一口老井
文/孔繁菊
无论置身在何方,记忆深处总有一种情愫牵绊,无论岁月如何更改,时光如何变换,这种情愫如同我们生命中的血液,不断流淌循环。
我的家乡,我的家乡的老井,就是这样一直让我牵挂着的,多年来在我的脑海里,任凭时光不断地宰割,它依然维系着我情感的生命历程。
我的家乡坐落在一个静谧的小村庄里,不到百户的村庄,被一条通向远方的公路一分为二,由此得到上庄和下庄的称呼。
上庄背依连绵起伏的大山,我们时时仰望着这座座大山,好想让心中的梦想快快飞起来。
下庄有一条流向另一个村庄的小河,河水时而清澈时而浑浊,载着我们数不尽的欢乐。
我的家就住在下庄。在我记事起,大概六七岁的光景,离我家不到百步的一片空地上,一座小土房里坐落着一口水井。圆圆的井口,光滑的井壁,辘轳上缠满粗绳。
从井口小心探望下去,几十米处,镜子似的光亮一闪一闪的,仿佛是天上的明星,原来那就是从地下渗出的清泉。
妈妈告诉我:以前吃水十分困难,要赶着毛驴驮着水桶,去十几公里外的泉水里取水,祖祖辈辈在风里雨里延续了好多年。
妈妈啜了一口茶说:等到八十年代,村上召开群众会商议凿井的事,最终地点选在了下庄。大家出力的出力献策的献策,年轻力壮的小伙子们扛起全村人的希望,凭着一股使不完的劲,凭借各种工具,十几天的功夫,终于在几十米下,涌出一股清泉,当时的欢呼声简直比春雷声还要响亮!
听到这里,我看到妈妈脸上的皱纹,绽放成了一朵花。从此这口水井就傲然矗立在我们的村庄里,成为衔接上庄和下庄的情感纽带,它守护着这个村庄,奉献着它甘甜的清泉。
当阳光还未完全冲破黑暗时,依恋在热被窝里的我,耳畔便传来扁担吱吱扭扭的响声,扑踏扑踏的脚步声,不一会儿的功夫,男女说笑声和辘轳声吵醒了沉睡一夜的村庄。
紧接着袅袅炊烟相继从每家烟囱里升起,一片清晨的交响乐就此拉开序幕:老牛的哞哞声、小羊的咩咩声,还有鸡儿狗儿相互争吵的声音,催促着人们不甘落后的脚步。
这时我和小伙伴们背着妈妈缝制的花书包,迎着初升的太阳向学校奔去,我们每个人的心中都有一个相同的秘密,那就是想办法到井边绕一圈,不为别的,只为得到一种美妙的夸赞声;“看!这娃这么早就上学了,多勤快。呵呵!这个娃长大了肯定有出息,一直都这么早……”听到这些我们心里的那个甜呀!感觉吃了糖的味道,我们赶紧回一句,“谢谢叔,谢谢婶”,便一路飞跑过去。

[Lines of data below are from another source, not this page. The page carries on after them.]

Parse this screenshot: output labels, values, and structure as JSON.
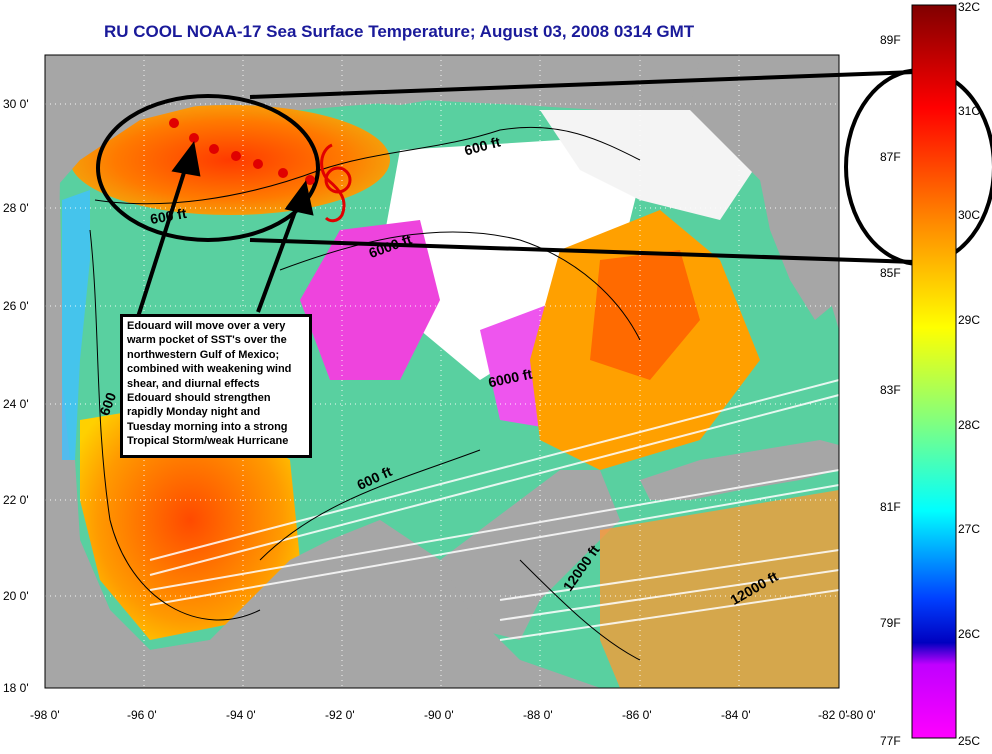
{
  "title": "RU COOL  NOAA-17  Sea Surface Temperature;  August 03, 2008 0314 GMT",
  "y_axis_labels": [
    "30 0'",
    "28 0'",
    "26 0'",
    "24 0'",
    "22 0'",
    "20 0'",
    "18 0'"
  ],
  "x_axis_labels": [
    "-98 0'",
    "-96 0'",
    "-94 0'",
    "-92 0'",
    "-90 0'",
    "-88 0'",
    "-86 0'",
    "-84 0'",
    "-82 0'",
    "-80 0'"
  ],
  "contour_labels": [
    "600 ft",
    "600 ft",
    "6000 ft",
    "6000 ft",
    "600 ft",
    "600",
    "12000 ft",
    "12000 ft"
  ],
  "annotation": {
    "lines": [
      "Edouard will move over a very",
      "warm pocket of SST's over the",
      "northwestern Gulf of Mexico;",
      "combined with weakening wind",
      "shear, and diurnal effects",
      "Edouard should strengthen",
      "rapidly Monday night and",
      "Tuesday morning into a strong",
      "Tropical Storm/weak Hurricane"
    ]
  },
  "colorbar": {
    "celsius_labels": [
      "32C",
      "31C",
      "30C",
      "29C",
      "28C",
      "27C",
      "26C",
      "25C"
    ],
    "fahrenheit_labels": [
      "89F",
      "87F",
      "85F",
      "83F",
      "81F",
      "79F",
      "77F"
    ]
  },
  "colors": {
    "title": "#1a1a9a",
    "land": "#a6a6a6",
    "track_dots": "#e00000",
    "annotation_border": "#000000"
  }
}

记忆里,我家总有很多来往的客人,每天的水缸空了又满,满了又空,经不住姐姐再三的央求,父亲只好让木匠制作了一付小扁担,卖了两个圆圆的小水桶,姐姐一放学第一任务就是去挑水。小扁担挑起水桶小心地放在稚嫩的肩上,向渴望已久的水井奔去,我也尾巴似的紧随在后面。

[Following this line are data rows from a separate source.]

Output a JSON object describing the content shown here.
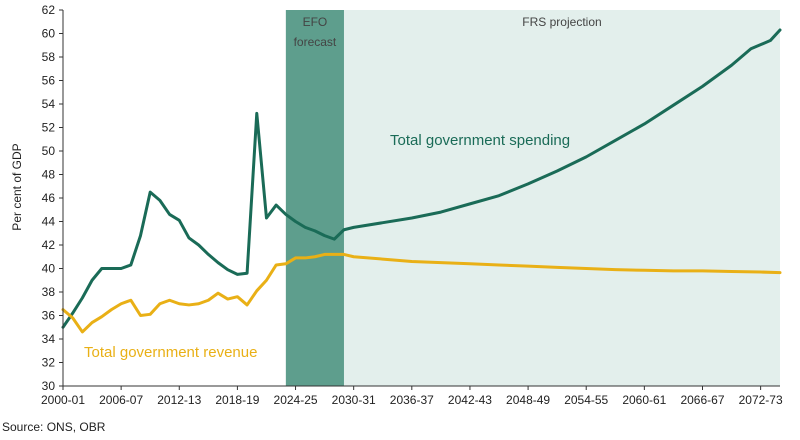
{
  "chart_data": {
    "type": "line",
    "ylabel": "Per cent of GDP",
    "ylim": [
      30,
      62
    ],
    "yticks": [
      30,
      32,
      34,
      36,
      38,
      40,
      42,
      44,
      46,
      48,
      50,
      52,
      54,
      56,
      58,
      60,
      62
    ],
    "x_start": "2000-01",
    "x_end": "2074-75",
    "xticks": [
      "2000-01",
      "2006-07",
      "2012-13",
      "2018-19",
      "2024-25",
      "2030-31",
      "2036-37",
      "2042-43",
      "2048-49",
      "2054-55",
      "2060-61",
      "2066-67",
      "2072-73"
    ],
    "grid": false,
    "bands": [
      {
        "label_lines": [
          "EFO",
          "forecast"
        ],
        "from": "2023-24",
        "to": "2029-30",
        "color": "#5e9e8d"
      },
      {
        "label_lines": [
          "FRS projection"
        ],
        "from": "2029-30",
        "to": "2074-75",
        "color": "#e3efec"
      }
    ],
    "series": [
      {
        "name": "Total government spending",
        "color": "#1a6b57",
        "x": [
          "2000-01",
          "2001-02",
          "2002-03",
          "2003-04",
          "2004-05",
          "2005-06",
          "2006-07",
          "2007-08",
          "2008-09",
          "2009-10",
          "2010-11",
          "2011-12",
          "2012-13",
          "2013-14",
          "2014-15",
          "2015-16",
          "2016-17",
          "2017-18",
          "2018-19",
          "2019-20",
          "2020-21",
          "2021-22",
          "2022-23",
          "2023-24",
          "2024-25",
          "2025-26",
          "2026-27",
          "2027-28",
          "2028-29",
          "2029-30",
          "2030-31",
          "2033-34",
          "2036-37",
          "2039-40",
          "2042-43",
          "2045-46",
          "2048-49",
          "2051-52",
          "2054-55",
          "2057-58",
          "2060-61",
          "2063-64",
          "2066-67",
          "2069-70",
          "2071-72",
          "2073-74",
          "2074-75"
        ],
        "values": [
          35.0,
          36.2,
          37.5,
          39.0,
          40.0,
          40.0,
          40.0,
          40.3,
          42.8,
          46.5,
          45.8,
          44.6,
          44.1,
          42.6,
          42.0,
          41.2,
          40.5,
          39.9,
          39.5,
          39.6,
          53.2,
          44.3,
          45.4,
          44.6,
          44.0,
          43.5,
          43.2,
          42.8,
          42.5,
          43.3,
          43.5,
          43.9,
          44.3,
          44.8,
          45.5,
          46.2,
          47.2,
          48.3,
          49.5,
          50.9,
          52.3,
          53.9,
          55.5,
          57.3,
          58.7,
          59.4,
          60.3
        ]
      },
      {
        "name": "Total government revenue",
        "color": "#e9b016",
        "x": [
          "2000-01",
          "2001-02",
          "2002-03",
          "2003-04",
          "2004-05",
          "2005-06",
          "2006-07",
          "2007-08",
          "2008-09",
          "2009-10",
          "2010-11",
          "2011-12",
          "2012-13",
          "2013-14",
          "2014-15",
          "2015-16",
          "2016-17",
          "2017-18",
          "2018-19",
          "2019-20",
          "2020-21",
          "2021-22",
          "2022-23",
          "2023-24",
          "2024-25",
          "2025-26",
          "2026-27",
          "2027-28",
          "2028-29",
          "2029-30",
          "2030-31",
          "2033-34",
          "2036-37",
          "2039-40",
          "2042-43",
          "2045-46",
          "2048-49",
          "2051-52",
          "2054-55",
          "2057-58",
          "2060-61",
          "2063-64",
          "2066-67",
          "2069-70",
          "2072-73",
          "2074-75"
        ],
        "values": [
          36.5,
          35.8,
          34.6,
          35.4,
          35.9,
          36.5,
          37.0,
          37.3,
          36.0,
          36.1,
          37.0,
          37.3,
          37.0,
          36.9,
          37.0,
          37.3,
          37.9,
          37.4,
          37.6,
          36.9,
          38.1,
          39.0,
          40.3,
          40.4,
          40.9,
          40.9,
          41.0,
          41.2,
          41.2,
          41.2,
          41.0,
          40.8,
          40.6,
          40.5,
          40.4,
          40.3,
          40.2,
          40.1,
          40.0,
          39.9,
          39.85,
          39.8,
          39.8,
          39.75,
          39.7,
          39.65
        ]
      }
    ],
    "source": "Source: ONS, OBR"
  }
}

这时井旁聚集了很多人,有年轻的婶子们和叔们,还有大哥哥大姐姐们,他们脸上洋溢着幸福的味道,说笑着,谦让着;如果谁有急事,他们二话不说把打上来的水倒进另一个桶里,让有事的人先走一步。
如果轮到谁家有红白喜事,大伙儿每人挑起满满的两桶水,齐心协力走向这家。虽说当时我们只是贪玩的小孩子,但大人们的一举一动还是被我们看穿了,他们发自内心的快乐也时刻影响着我们稚嫩柔软的心田。
直到现在,每每在村子里和长大的玩伴们聚在一起时,最多的话题是家乡,是家乡的老井,是乡亲们淳朴的热情。直到2000年,新农村改革,我们的村庄发生了翻天覆地的变化,映入眼帘的是高高耸起的红瓦红砖的住房,还有每户门前停放着的各种小轿车。

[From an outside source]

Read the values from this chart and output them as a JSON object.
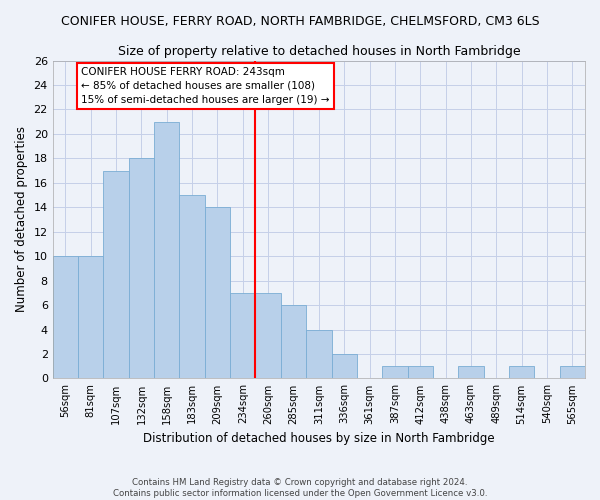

年轻媳妇的高跟鞋和紧身的牛仔裤在乡间小路上闪现,小伙子们手里攥着的手机,清脆的声音穿过五湖四海。
后来,我们搬离了这个村庄。但在家乡,哥哥修盖的两层小楼依旧在,我们总会抽时间去家乡看一看,叔和婶们都已老去,有的离开了人世间 。
昔日的伙伴们,有的留在了村里,有的远走高飞,那条通向远方凹凸不平的沙石路,被光滑的柏油路代替,路上飞驶而过的车辆,让人看花了眼。那条终日欢唱的小河不见了,只有那口井默默的守护着这个村庄,仿佛在期待着,期待着温暖心窝的笑声。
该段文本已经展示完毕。